At a constant level of effort and routine, for each workout you miss, it takes two workouts to get back to where you were. To account for this, you have to work twice as often for the same amount of time that you won’t be swimming to avoid losing any conditioning.

Take Two Steps Forward, So You Can Take One Back

So how do you negate this effect and pick back up where you left off when you return to swimming? The answer is concentrated loading, which is a drastic increase in the magnitude and/or duration compared to your normal workout routine.

If you know you’re going on a one-week business trip, you’ll have to attend twice as many workouts or swim twice as long for a week in order to return from your trip feeling great. If you know you’re going to be missing workouts for three weeks, you’ll need to step it up for three weeks prior to the start of your break. The important thing is that the work put in during this time is outside your comfort zone.

Once you return, it won’t be necessary to go back to double duty.

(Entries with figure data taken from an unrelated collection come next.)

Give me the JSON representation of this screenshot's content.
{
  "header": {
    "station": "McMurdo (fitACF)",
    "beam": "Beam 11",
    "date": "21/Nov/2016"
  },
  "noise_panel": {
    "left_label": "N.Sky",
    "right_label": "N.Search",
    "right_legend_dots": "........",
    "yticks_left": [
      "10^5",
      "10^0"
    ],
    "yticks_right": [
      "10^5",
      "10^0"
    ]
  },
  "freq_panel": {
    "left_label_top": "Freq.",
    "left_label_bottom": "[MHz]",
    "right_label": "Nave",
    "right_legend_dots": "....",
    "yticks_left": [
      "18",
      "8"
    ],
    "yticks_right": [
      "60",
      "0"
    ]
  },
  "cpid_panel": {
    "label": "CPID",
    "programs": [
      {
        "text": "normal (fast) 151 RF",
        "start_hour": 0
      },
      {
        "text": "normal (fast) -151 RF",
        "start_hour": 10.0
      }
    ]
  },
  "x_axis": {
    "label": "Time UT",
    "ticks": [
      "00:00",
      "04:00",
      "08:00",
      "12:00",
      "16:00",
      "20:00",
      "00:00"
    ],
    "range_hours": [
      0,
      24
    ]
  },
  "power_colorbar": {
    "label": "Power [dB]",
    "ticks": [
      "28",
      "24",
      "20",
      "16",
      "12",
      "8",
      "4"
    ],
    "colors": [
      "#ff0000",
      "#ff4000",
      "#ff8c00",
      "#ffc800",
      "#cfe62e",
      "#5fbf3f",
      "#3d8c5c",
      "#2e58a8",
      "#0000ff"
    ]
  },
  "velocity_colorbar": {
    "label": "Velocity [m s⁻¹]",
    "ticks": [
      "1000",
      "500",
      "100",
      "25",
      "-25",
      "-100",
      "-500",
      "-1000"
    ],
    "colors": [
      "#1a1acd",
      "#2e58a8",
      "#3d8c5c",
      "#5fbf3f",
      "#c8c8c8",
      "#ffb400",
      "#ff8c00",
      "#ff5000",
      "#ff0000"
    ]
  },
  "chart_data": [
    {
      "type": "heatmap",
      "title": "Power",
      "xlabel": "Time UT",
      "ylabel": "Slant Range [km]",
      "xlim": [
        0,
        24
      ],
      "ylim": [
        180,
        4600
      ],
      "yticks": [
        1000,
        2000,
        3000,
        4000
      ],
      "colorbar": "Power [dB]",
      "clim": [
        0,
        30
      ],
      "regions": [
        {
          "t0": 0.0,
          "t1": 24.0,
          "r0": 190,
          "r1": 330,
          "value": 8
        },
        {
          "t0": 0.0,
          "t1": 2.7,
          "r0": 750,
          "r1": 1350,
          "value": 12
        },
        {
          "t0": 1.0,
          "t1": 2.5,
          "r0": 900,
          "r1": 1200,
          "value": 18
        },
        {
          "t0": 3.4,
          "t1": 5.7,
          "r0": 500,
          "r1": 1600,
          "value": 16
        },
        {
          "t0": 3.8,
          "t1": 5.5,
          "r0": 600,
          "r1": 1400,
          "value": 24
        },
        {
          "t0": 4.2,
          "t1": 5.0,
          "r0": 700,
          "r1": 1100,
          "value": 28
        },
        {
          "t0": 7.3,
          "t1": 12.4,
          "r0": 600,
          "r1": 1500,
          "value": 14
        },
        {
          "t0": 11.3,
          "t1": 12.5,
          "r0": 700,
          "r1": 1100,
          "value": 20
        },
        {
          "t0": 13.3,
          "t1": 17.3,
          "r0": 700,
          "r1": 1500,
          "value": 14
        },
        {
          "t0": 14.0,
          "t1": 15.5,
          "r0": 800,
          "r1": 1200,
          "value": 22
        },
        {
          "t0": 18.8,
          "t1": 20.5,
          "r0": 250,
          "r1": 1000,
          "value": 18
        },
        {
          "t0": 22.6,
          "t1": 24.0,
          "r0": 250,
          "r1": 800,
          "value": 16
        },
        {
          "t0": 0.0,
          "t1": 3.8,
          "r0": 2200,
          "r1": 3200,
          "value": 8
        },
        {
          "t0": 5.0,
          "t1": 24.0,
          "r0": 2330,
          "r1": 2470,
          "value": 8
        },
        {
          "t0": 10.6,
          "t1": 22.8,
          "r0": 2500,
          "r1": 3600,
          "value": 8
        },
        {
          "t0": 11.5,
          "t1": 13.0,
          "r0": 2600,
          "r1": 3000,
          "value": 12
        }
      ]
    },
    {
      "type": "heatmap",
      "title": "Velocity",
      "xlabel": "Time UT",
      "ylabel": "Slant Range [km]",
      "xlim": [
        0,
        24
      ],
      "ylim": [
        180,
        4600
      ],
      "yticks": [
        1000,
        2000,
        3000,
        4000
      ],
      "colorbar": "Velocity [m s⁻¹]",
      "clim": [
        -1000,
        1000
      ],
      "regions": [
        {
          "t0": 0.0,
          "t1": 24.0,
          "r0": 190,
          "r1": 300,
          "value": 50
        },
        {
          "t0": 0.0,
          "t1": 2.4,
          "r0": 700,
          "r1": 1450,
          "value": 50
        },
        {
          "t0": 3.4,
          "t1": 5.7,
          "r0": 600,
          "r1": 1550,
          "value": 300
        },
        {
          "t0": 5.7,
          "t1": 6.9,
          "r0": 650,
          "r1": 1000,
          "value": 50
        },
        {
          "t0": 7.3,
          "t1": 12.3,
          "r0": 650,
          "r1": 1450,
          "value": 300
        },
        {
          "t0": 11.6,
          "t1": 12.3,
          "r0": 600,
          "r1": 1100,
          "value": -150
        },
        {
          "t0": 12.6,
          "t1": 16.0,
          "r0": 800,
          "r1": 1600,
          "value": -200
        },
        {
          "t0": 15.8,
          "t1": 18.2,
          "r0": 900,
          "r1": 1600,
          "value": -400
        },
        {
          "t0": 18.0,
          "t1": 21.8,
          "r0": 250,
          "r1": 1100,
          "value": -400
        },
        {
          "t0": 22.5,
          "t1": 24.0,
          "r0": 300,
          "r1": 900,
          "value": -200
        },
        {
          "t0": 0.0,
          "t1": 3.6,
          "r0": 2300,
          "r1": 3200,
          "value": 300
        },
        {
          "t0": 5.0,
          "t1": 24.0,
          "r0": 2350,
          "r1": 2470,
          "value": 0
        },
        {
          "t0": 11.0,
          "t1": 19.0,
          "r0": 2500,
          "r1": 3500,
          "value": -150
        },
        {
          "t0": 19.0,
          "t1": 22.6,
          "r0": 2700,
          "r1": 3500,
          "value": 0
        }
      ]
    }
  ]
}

Just make sure you get back into your normal routine and stick to it.

As an example, let’s say Norm swims for one hour three times a week. To prepare for a break, he could swim for 1.5 hours four times a week or attend six practices for a week.

Final Thought

The important thing is that your concentrated loading phase needs to be done immediately before your break in training. If it’s done too far in advance, you’ll adapt to the new workload, your new homeostatic state will improve, and you’ll have to work even harder to prepare for a break in your training and still come back feeling great.